Проехав под полукруглой низкой аркой, всадники спешивались; в свете факелов фигуры тамплиеров в их белых плащах казались призрачными, даже жутковатыми из-за того, что рыцари-храмовники носили еще непривычные для Англии цилиндрические шлемы, полностью скрывавшие голову до плеч.
Принц тоже сошел с седла, при этом поглядел туда, где в зыбкой мгле светлым видением мелькнула фигурка леди Милдрэд. Кутаясь в пелерину из рысьего меха от вечерней сырости, сопровождаемая слугами с факелами, девушка прошла в сторону странноприимного дома при комтурии — в саму крепость храмовников женщины не допускались. Юстас видел, как она раздает милостыню потянувшимся к ней нищим — этот сброд всегда крутился подле домов ордена, ибо тут их регулярно подкармливали, — а потом поднимается по боковой лестнице на второй этаж и исчезает за дверью.
— Милорд, вы идете? — различил принц рядом голос Эдгара.

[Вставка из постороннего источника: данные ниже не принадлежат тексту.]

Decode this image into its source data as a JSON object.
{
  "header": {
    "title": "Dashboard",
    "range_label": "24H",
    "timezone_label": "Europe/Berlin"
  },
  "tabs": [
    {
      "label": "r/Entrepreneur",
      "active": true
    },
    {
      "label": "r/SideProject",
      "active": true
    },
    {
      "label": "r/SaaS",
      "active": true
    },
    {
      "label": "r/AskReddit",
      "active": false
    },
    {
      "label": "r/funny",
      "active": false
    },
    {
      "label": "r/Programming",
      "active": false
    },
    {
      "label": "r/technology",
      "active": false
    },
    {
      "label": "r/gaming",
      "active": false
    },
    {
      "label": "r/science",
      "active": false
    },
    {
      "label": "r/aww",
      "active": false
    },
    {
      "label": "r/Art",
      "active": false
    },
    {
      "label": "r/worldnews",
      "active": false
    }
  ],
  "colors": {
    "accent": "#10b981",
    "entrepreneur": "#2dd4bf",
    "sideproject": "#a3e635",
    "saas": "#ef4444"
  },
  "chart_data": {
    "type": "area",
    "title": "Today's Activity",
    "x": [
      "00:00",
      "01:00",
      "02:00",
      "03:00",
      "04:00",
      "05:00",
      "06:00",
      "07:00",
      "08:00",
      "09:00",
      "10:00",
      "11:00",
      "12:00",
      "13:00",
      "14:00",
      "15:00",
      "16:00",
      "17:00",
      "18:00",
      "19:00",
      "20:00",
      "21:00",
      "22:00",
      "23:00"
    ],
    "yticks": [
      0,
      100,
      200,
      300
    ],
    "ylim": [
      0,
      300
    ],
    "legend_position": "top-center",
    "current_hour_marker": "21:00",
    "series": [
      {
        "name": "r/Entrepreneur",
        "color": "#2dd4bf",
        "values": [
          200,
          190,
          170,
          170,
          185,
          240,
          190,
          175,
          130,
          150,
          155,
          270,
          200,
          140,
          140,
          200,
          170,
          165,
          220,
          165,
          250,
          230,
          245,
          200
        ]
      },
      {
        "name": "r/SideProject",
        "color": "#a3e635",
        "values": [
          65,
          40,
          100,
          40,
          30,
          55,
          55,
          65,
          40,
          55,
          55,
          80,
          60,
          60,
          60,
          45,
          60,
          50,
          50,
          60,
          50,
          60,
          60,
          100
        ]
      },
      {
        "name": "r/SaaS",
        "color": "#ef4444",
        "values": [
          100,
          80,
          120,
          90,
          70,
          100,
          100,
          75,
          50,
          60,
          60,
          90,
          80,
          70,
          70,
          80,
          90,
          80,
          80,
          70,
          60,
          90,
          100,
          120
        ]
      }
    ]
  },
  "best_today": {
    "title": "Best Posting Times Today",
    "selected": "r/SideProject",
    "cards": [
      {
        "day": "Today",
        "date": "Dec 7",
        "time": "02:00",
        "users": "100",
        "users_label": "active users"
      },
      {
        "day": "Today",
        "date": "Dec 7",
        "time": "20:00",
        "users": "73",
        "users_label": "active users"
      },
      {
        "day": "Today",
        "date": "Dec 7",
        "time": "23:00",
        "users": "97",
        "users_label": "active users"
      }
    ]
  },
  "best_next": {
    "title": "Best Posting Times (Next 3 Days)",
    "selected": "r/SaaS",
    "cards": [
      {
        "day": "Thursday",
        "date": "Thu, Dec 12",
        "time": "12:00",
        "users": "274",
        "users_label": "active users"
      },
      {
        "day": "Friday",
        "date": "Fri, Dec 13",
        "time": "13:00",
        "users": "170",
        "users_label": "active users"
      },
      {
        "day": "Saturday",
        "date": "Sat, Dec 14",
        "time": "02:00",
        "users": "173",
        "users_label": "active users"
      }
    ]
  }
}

Юстас несколько смутился: не заметил ли барон, как он смотрит на его дочь? Поэтому быстро заговорил о другом:
— Я еще не привык к этим тяжелым закрытым шлемам. — Принц кивнул в сторону удалявшихся рыцарей-храмовников. — Они в них даже на людей не похожи. Как вообще можно что-то видеть с такой железной бочкой на голове?
— Вам бы следовало примерить один из этих шлемов, — усмехнулся Эдгар. — Ничто, что служило бы помехой в бою, не уживается в воинском облачении. А эти бочкообразные шлемы, несмотря на свою закрытость, оставляют свободный обзор и при этом куда лучше защищают голову.
Они миновали мощенный плитами двор и вошли под низкую арку.
Было слышно как со стороны церкви тамплиеров доносится стройный хор слаженных мужских голосов, певших «Аve»[37], словно в монастыре. Однако в отличие от монастыря тут были одни военные: они стояли на страже у каждого прохода, суровые и отрешенные, с начищенным оружием в руках.